Pesticide Action Network Updates Service (PANUPS)
October 30, 1998
Strong evidence is emerging that reproduction and development in aquatic animals is threatened by pesticides. A new study, released jointly by researchers at the Canadian Wildlife Service, the Redpath Museum at McGill University, and the Ontario Veterinary College explores this connection further.
The researchers surveyed frog and toad populations in agricultural areas in the St. Lawrence Valley, Canada, for developmental defects such as limb deformities. They compared amphibians that live in agricultural areas where pesticides are applied regularly to those that live in areas where little pesticide use has occurred. Many frogs had extra legs growing from their stomachs and backs; other frogs had only stumps for hind legs or fused hind legs. Some frogs were missing eyes or had extra eyes; others were missing toes or had extra ones. The scientists examined some frogs for internal effects and found enlarged and diseased livers, as well as female organs inside frogs that otherwise appeared to be male.
After observing nearly 30,000 frogs and toads, they determined that the incidence of limb deformities in animals undergoing metamorphosis between tadpole and frog is 7% overall in agricultural habitats, but only 1.5% in the non-agricultural areas. The prevalence of deformed tadpole- frogs was between zero and 67% in pesticide-contaminated sites but only between zero and 7.7% in the control sites. The deformity rate of adult frogs from agricultural areas was 2.6%, just slightly higher than that for unexposed population at 1.5%. This indicates that many of the deformed tadpole- frogs did not survive to adulthood, a fact that is likely responsible for the overall drop in frog and toad populations in the area. Canada has 45 frog and toad species and of these 17 are in decline, largely due to human activities that destroy habitat or contaminate water.
One of the researchers, Dr. Martin Oulette, is convinced that the damage is due to pesticides. On a farm near St. Charles in the St. Lawrence Valley, every frog he found was deformed. “We have to know why the frogs are deformed and why they are dying,” says Oulette. “We’re also living in the St. Lawrence Valley and we put the food coming from there on our tables.”
Researchers have been investigating deformities in amphibians for a number of years. In 1994, Florida alligators were shown to have been feminized by endocrine-disrupting pesticides that interfere with normal development. In many species, including amphibians, fish and humans, the endocrine and thyroid hormones control the process of development. Exposure to hormone-mimicking substances such as many commonly used pesticides results in interrupted development, as in the case of the Florida alligators, where the incidence of deformed reproductive organs was extremely high due to exposure to the pesticide dicofol. Because amphibians live in the water, it is clear that they are the “front line” when it comes to exposures.

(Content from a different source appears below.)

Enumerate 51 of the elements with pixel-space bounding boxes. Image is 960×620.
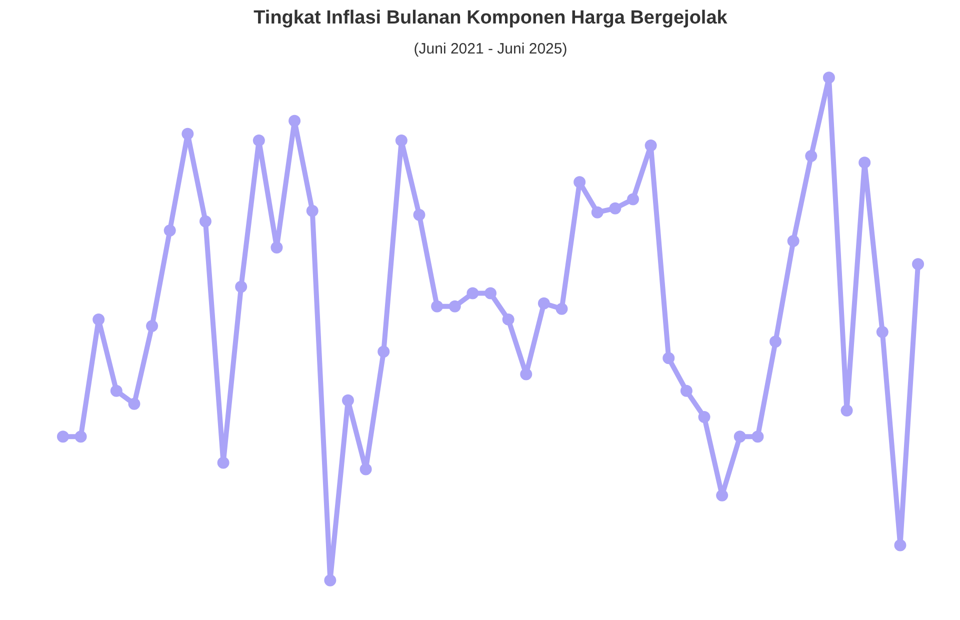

More needs to be known about endocrine-disrupting substances before we can fully evaluate their potential for environmental damage. Scientists already suspect a link between endocrine disruptors such as PCBs and declining sperm counts, testicular cancer and genital defects in human males. The World Wildlife Fund recently published a paper entitled “Chemicals the Compromise Life: A Call to Action” highlighting work on endocrine-disrupting chemicals that has taken place since the “Our Stolen Future” was published in 1996 (see PANUPS Resource Pointer #184).
A comprehensive list of the chemicals that are responsible for these problems is not yet available nor is there adequate information about the specific effects of these chemicals on different species. Based on the recommendations of the Endocrine Disruptor Screening and Testing Advisory Committee (EDSTAC) released in September 1998, the U.S. Environmental Protection Agency is implementing an extensive testing program to screen approximately 62,000 chemicals for their endocrine-disrupting potential by the year 2000. The two- tiered screening plan gives high priority to chemicals with widespread exposure at the national level, as well as those that cause high exposures in certain groups,communities or ecosystems.
Sources: Martin Ouellet, et al., “Developmental abnormalities in free-living anurans from agricultural habitats,” Canadian Wildlife Service, October 1998; http://www.qc.ec.gc.ca/faune/faune/html/malformations_e.html
The Ottawa Citizen Special Report: Science and the Environment, Donna Jacobs, September 27, 1998.